Preparing for a post-Brexit Europe

Sadiq with LCCI logoLondon Chamber of Commerce and Industry (LCCI) has been clear from the outset that for any deal on a ‘post-Brexit Europe’ to succeed, the ‘will of business’ must be reflected. It will be, after all, businesses across Europe that will be at the forefront of making whatever new political arrangements that emerge from the negotiations work.

This is the rationale which brought the Alliance of European Metropolitan Chambers (AEMC) to London in early April for a ‘Brexit summit’. Alliance members from across Europe met at City Hall to discuss mutual concerns, and share points of interest, as the UK stands poised to leave the EU. Athens, Berlin, Brussels, Budapest, Frankfurt, Madrid, Milan, Paris and Turin were amongst the cities that, together with an audience over 100 business leaders and thinkers, debated session topics including business priorities for Brexit, migration and skills, tariffs, trade and transport connectivity.


Coming only a week after the Prime Minister’s triggering of Article 50 at the end of March – beginning the formal process of the UK’s withdrawal from the European Union – the summit was particularly timely. Its overriding message to EU governments and policy makers was that listening to the AEMC – collectively representing hundreds of thousands of businesses and tens of millions of workers – is a good place to start as negotiations get underway.

The summit began with Mayor of London Sadiq Khan urging Alliance members to call upon their own political leaders to ensure that Brexit negotiations are conducted in the best interests of their businesses, and the future of their cities. Khan urged AEMC leaders to fight “for a Brexit deal that works for London, the UK and the rest of Europe” by “increasing collaboration and fostering new business links that benefit all of us”.

“I’m in no doubt that it’s possible to secure a sensible Brexit deal that protects jobs, growth and investment across the continent. The notion that our cities should only compete with each other – or that form of jobs, businesses and transactions moving away from London – is misguided.”

“London’s global competitiveness supports the competitiveness of businesses in Frankfurt, Paris, Madrid – and all of Europe’s great cities


The Mayor said that growth need not be a zero-sum game for our cities. “London’s global competitiveness supports the competitiveness of businesses in Frankfurt, Paris, Madrid – and all of Europe’s great cities. And the damage of financial business moving away from London and Europe to New York, Hong Kong and Singapore would be bad for us all.

“Despite Brexit, I’m optimistic about London’s future and our place as the best city in the world to do business. I want businesses across Europe to know that they will always be welcome here and, now more than ever, we should be increasing our collaborations and fostering new business links that will benefit all of us.
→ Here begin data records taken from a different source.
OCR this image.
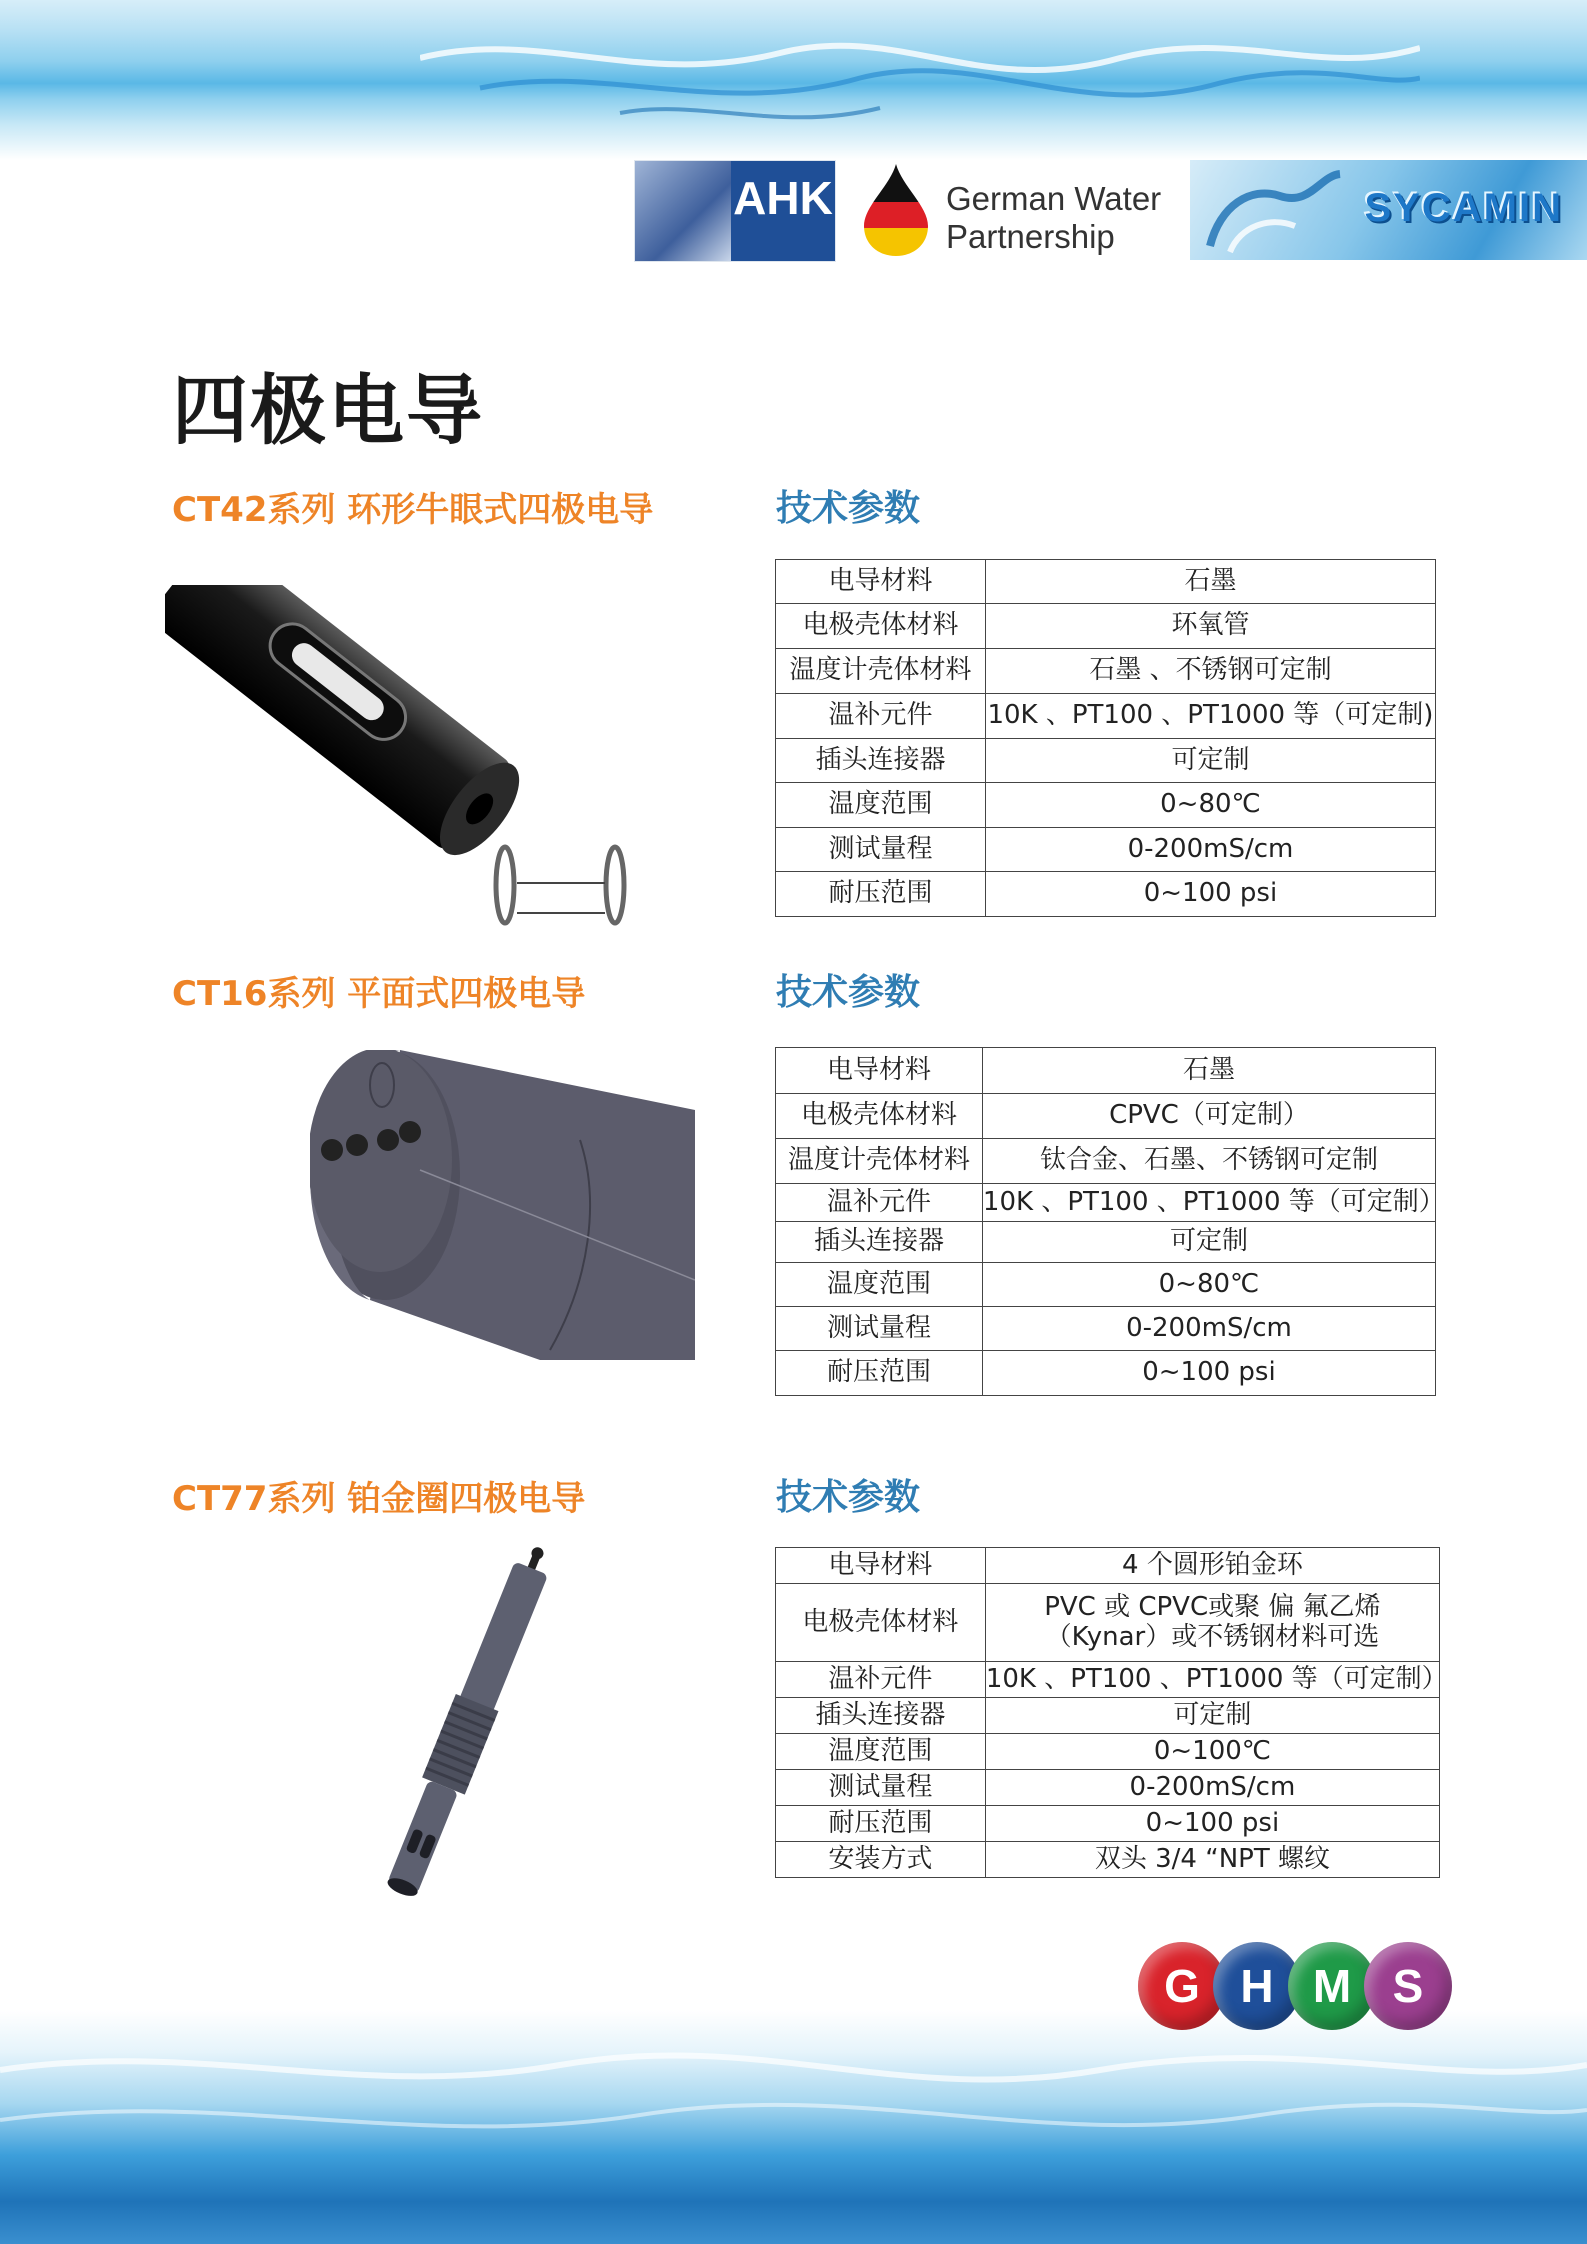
AHK	German Water
Partnership
SYCAMIN
四极电导
CT42系列 环形牛眼式四极电导	技术参数
电导材料	石墨
电极壳体材料	环氧管
温度计壳体材料	石墨 、不锈钢可定制
温补元件	10K 、PT100 、PT1000 等（可定制)
插头连接器	可定制
温度范围	0~80℃
测试量程	0-200mS/cm
耐压范围	0~100 psi
CT16系列 平面式四极电导	技术参数
电导材料	石墨
电极壳体材料	CPVC（可定制）
温度计壳体材料	钛合金、石墨、不锈钢可定制
温补元件	10K 、PT100 、PT1000 等（可定制）
插头连接器	可定制
温度范围	0~80℃
测试量程	0-200mS/cm
耐压范围	0~100 psi
CT77系列 铂金圈四极电导	技术参数
电导材料	4 个圆形铂金环
电极壳体材料	PVC 或 CPVC或聚 偏 氟乙烯
（Kynar）或不锈钢材料可选

温补元件	10K 、PT100 、PT1000 等（可定制）
插头连接器	可定制
温度范围	0~100℃
测试量程	0-200mS/cm
耐压范围	0~100 psi
安装方式	双头 3/4 “NPT 螺纹
G H M S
The truth is that London will always remain a key partner for European cities and countries long after Brexit is resolved.”


At the summit AEMC members signed a ‘declaration’ highlighting their collective view, as European Chambers of Commerce, that the process of Brexit will inevitably present varying challenges to the good functioning of pan-European business, and that a ‘hard’ Brexit could pose significant risk to job creation and wealth production in the UK, the EU and wider Europe.

As advocates for businesses in our cities, regions and states, AEMC undertook to harness its collective energies, resources and experiences and work together to make a positive contribution in the testing months and years ahead. This has begun with a call for a realistic transitional period for Brexit, to create sufficient space for European business and European governments to adjust to a new situation.


The summit closed with Lord Bridges, Under Secretary of State at the Department for Exiting the European Union, emphasising that while the UK is leaving the European Union, it is definitely not leaving Europe. He confirmed the UK government’s wish to see the status of both UK nationals in the EU and EU nationals in the UK resolved as early as possible in the negotiations, and government’s view that businesses in both the UK and the EU would benefit from implementation periods to adjust in a smooth and orderly way to new arrangements.

LCCI Chief Executive Colin Stanbridge said that whilst the Chamber had always enjoyed working alongside our European Chamber colleagues, “now is a chance to solidify those relationships and ensure we have an even stronger partnership moving forward”. The AEMC summit is the start of that process. There is much more to come.